Дома, скорее по привычке, чем от большого желания, я съел две помидорины с солью и растительным маслом, прежде чем помыться и лечь. Было никак не заснуть; я встал, отыскал в ванной комнате таблетку от бессонницы; таблетки остались у меня еще с американских времен, тогда я ими изредка пользовался. Только снотворное произвело совсем другой эффект, чем раньше; если бы я знал, какой, ни за что не стал бы его принимать. Вместо того чтобы погрузиться в сон, я сохранил ясность сознания, зато полностью утратил контроль над телом, и лежал точно парализованный, да это и в самом деле был какой-то паралич, и меня все больше охватывала паника: я боялся, что это онемение вот-вот остановит мне дыхание. Паника преследовала меня и во сне, — сон в конце концов сжалился надо мной, но когда я проснулся, вконец измотанный, опустошенный, без единой мысли, зато переполненный страхом, мне показалось, что это было скорее похоже на обморок. Возможно, в упаковку попала какая-то неправильная таблетка? Или срок хранения истек, оттого они не так действовали? Лучше выкинуть всю упаковку в мусорное ведро. Я кое-как выбрался из постели; тяжело ступая, точно ноги были налиты свинцом, спустился по лестнице и позвал кота, и положил ему корма, и пока я смотрел, как он ест, ко мне постепенно возвращалась жизнь, а вместе с ней неожиданная, прямо-таки безудержная радость — радость, что я живой. Я вспомнил татуировку, которую видел вечером, и вдруг ощутил сильнейшее желание — упасть на колени прямо тут, на пол, и тоже поесть из кошачьей миски…
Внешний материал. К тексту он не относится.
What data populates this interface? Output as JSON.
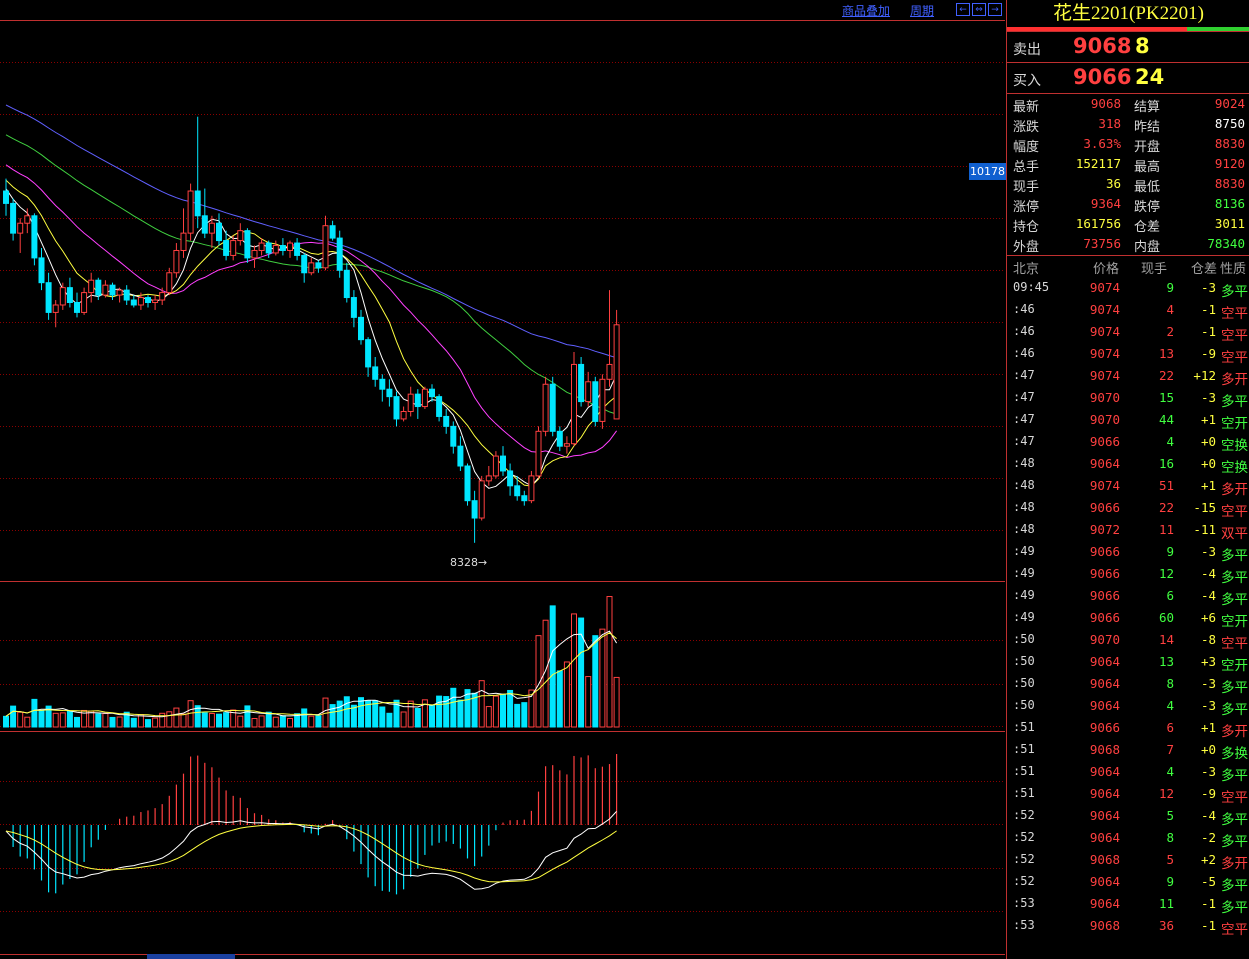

Чего ему опять было нужно?
В который раз я это спрашивал? В третий? В пятый? Новым было только то, что на этот раз он не укатил с грохотом через несколько минут. Флор пригласил его пройти в дом, и лишь около часа спустя они вышли вместе. Я слышал — он чуть не в каждой фразе обращался к Флору по имени, но звучало это не как знак уважения, а скорее как бесцеремонность, пускай не слишком явная. Они сделали несколько шагов по направлению к стройке, Флор на что-то показывал рукой и все говорил, говорил. Я держался поодаль. Не хотелось, чтобы Бехам увидел меня близко и, чего доброго, признал.
— Не знаю, — сказал Флор. — Раньше я думал, что знаю. Думал, он просто исполняет свою работу. Только с тех пор, как этот цыганский выродок к нам зачастил, я уже думаю, нет ли тут чего другого. Что он все это не просто по обязанности.
Ласточки стремительными зигзагами носились между построек, исчезали в каких-то щелях и дырах, почти неразличимых, и снова выныривали на свет, с такой быстротой, что даже при попытке уследить за ними голова шла кругом.
Флор смотрел вдаль, в сторону леса, видневшегося за полями и в тот день казавшегося не таким густым, почти прозрачным.
— Похоже, — произнес он очень спокойно, почти безучастным тоном, — он хочет меня разорить.
— Но зачем?
— У него дела тоже не блеск.
Я не сразу сообразил, однако Флор (редкий случай!) подсказал мне:
— Он и сам фермер.
Я пока еще толком не въехал, однако заметил:
— Кажется, ему это доставляет удовольствие.
— Не знаю, так ли уж он доволен.
Флор вскинул руку и хлопнул себя по лицу. Он пристально разглядывал мертвого овода, лежавшего у него на ладони, в кровавом пятне, — потом бросил его на землю и отер руку о штаны.
Я чувствовал, как по моему лицу, по бровям струится пот.
— Мне так кажется, — сказал я. — Думаю, ему это даже приятно.
Я подошел к крану, торчавшему из стены у дверей свинарника; на него был надет толстый шланг, которым я по вечерам смывал грязь с сапог. Я снял шланг и умылся. «ТРОПИФИКАЦИЯ — такой жары еще никогда не бывало!» — сей заголовок в «Рундшау» недавно привлек мое внимание; я размышлял об этом, ополаскивая лицо холодной водой, тем временем как у меня за спиной заводился трактор. Я спрашивал себя, что там такое замыслил Флор, ведь мы только что собирались заняться совсем другой работой.